I used DESeq2 to process RNA-seq data from different sources. And I found harsh batch effect when plotted PCA (different shapes of the figures represent 3 different batches, for example, ctr and PH.7d from different batches cluster apart):
I tried to remove it using limma package as described here:
colData
sample condition batch
1 100 PH.7d 1
..........
7 75 ctr 1
8 SRR5035380 hblast.10.5 2
..........
25 SRR5035397 hblast.18.5 2
26 SRR8437299 ctr 3
..........
37 SRR8437324 PH.7d 3
vsd<-vst(dds)
assay(vsd)<-limma::removeBatchEffect(assay(vsd),vsd$data1)

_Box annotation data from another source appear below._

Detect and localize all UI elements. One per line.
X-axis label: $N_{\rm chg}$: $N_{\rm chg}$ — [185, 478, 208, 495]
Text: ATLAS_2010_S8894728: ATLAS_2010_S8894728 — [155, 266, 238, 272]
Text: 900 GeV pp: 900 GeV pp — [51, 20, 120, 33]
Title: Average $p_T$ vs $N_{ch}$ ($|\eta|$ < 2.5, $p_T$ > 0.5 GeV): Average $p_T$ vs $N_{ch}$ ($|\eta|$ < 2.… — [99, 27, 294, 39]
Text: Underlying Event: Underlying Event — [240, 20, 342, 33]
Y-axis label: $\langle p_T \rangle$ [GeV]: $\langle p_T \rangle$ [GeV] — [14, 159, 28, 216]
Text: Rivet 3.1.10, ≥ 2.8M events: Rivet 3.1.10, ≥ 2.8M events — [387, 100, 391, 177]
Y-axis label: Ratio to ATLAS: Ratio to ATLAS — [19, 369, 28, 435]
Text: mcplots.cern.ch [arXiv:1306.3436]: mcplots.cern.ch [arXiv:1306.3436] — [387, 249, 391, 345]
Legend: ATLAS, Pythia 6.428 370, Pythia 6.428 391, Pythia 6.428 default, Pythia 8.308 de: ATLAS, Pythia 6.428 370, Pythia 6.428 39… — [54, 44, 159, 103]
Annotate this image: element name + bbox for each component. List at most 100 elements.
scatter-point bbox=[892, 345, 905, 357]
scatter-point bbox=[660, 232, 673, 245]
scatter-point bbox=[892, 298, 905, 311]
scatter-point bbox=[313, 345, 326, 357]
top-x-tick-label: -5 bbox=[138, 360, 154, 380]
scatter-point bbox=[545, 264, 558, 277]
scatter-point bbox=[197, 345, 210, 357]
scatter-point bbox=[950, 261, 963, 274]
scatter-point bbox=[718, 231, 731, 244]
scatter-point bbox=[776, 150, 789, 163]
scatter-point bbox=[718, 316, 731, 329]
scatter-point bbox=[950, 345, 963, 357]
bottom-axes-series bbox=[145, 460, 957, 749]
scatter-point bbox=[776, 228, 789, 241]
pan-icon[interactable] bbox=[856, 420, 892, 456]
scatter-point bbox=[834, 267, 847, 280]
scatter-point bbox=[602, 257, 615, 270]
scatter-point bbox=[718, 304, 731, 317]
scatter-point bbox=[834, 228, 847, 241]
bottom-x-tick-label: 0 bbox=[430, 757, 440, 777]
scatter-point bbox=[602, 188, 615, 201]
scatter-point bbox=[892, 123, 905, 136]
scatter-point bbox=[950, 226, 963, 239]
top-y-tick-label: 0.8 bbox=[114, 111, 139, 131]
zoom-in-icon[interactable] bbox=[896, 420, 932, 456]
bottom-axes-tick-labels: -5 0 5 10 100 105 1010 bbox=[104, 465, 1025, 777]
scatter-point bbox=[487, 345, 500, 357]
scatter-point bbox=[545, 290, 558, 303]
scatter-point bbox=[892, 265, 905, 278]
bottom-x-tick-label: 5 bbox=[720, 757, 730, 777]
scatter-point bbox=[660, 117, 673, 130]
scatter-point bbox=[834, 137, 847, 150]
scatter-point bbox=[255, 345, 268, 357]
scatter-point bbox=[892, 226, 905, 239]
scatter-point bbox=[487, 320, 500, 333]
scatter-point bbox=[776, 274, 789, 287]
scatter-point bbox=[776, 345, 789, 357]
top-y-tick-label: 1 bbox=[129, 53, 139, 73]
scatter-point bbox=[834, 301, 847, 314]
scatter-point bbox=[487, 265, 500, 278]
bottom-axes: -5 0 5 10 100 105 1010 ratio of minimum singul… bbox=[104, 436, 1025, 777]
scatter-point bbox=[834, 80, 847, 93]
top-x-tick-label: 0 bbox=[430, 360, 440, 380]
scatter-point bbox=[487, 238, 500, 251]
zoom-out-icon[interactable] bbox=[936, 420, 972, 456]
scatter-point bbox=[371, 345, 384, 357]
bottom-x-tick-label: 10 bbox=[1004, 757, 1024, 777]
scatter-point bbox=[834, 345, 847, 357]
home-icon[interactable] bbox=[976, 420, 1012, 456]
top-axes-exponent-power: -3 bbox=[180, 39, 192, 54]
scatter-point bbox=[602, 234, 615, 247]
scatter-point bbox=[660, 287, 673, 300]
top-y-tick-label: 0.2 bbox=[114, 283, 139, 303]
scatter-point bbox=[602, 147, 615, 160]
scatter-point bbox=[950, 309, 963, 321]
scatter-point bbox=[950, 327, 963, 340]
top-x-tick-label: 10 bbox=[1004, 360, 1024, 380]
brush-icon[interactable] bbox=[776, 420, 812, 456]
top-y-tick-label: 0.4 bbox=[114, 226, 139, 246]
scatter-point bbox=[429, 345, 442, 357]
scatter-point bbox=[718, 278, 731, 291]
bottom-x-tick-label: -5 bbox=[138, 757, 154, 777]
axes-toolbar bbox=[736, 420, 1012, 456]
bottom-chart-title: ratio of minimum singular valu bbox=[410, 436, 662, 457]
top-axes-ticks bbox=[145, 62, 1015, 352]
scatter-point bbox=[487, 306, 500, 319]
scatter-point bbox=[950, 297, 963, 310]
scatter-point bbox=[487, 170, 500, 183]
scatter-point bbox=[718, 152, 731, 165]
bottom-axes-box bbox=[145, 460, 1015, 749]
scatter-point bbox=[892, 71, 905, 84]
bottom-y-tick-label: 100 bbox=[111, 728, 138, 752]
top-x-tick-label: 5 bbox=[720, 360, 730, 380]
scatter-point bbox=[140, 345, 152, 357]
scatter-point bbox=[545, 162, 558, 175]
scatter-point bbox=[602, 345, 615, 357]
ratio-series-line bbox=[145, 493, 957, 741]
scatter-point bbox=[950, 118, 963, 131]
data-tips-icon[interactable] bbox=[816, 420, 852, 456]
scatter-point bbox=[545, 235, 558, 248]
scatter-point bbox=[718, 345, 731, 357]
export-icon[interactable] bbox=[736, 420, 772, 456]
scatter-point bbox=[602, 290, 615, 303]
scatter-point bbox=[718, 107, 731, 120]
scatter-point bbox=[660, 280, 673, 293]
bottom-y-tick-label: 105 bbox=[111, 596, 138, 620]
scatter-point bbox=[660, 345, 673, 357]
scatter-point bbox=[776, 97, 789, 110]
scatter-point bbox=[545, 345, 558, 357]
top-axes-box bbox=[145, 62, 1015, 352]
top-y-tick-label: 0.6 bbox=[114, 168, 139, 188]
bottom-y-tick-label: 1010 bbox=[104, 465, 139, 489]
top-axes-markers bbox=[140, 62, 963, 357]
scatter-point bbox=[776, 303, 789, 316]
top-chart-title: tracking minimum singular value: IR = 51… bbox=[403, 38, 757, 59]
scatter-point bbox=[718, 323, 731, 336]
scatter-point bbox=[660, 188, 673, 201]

data2<-plotPCA(vsd, intgroup=c('condition','batch'),returnData=T)
data2<-as.data.frame(data2)
percentVar<- round(100*attr(data2,'percentVar'))
plot2<-qplot(PC1,PC2,color=condition,shape=batch,data=data2)
However, there is no changes when I plot the results:
What am I doing wrong?
Also, I tried to remove batch effect using design in DESeq:
ddsB=DESeqDataSetFromMatrix(countData = countData,colData = colData, design = ~batch+condition)
I'm getting this error:
Error in checkFullRank(modelMatrix) :
the model matrix is not full rank, so the model cannot be fit as specified.
One or more variables or interaction terms in the design formula are linear
combinations of the others and must be removed.
Can somebody help me to solve it?
Thanks in advance!
Are you sure that
vsd$data1
corresponds to the vector encoding the batch variable? Seems to me it should bevsd$batch
.It looks like batch 2 doesn't contain any of the groups in batch 1 and 3, therefore it is not possible to correct for that batch. Are you sure there is at least one overlapping group in batch 2, that is also found in batch 1 and 3?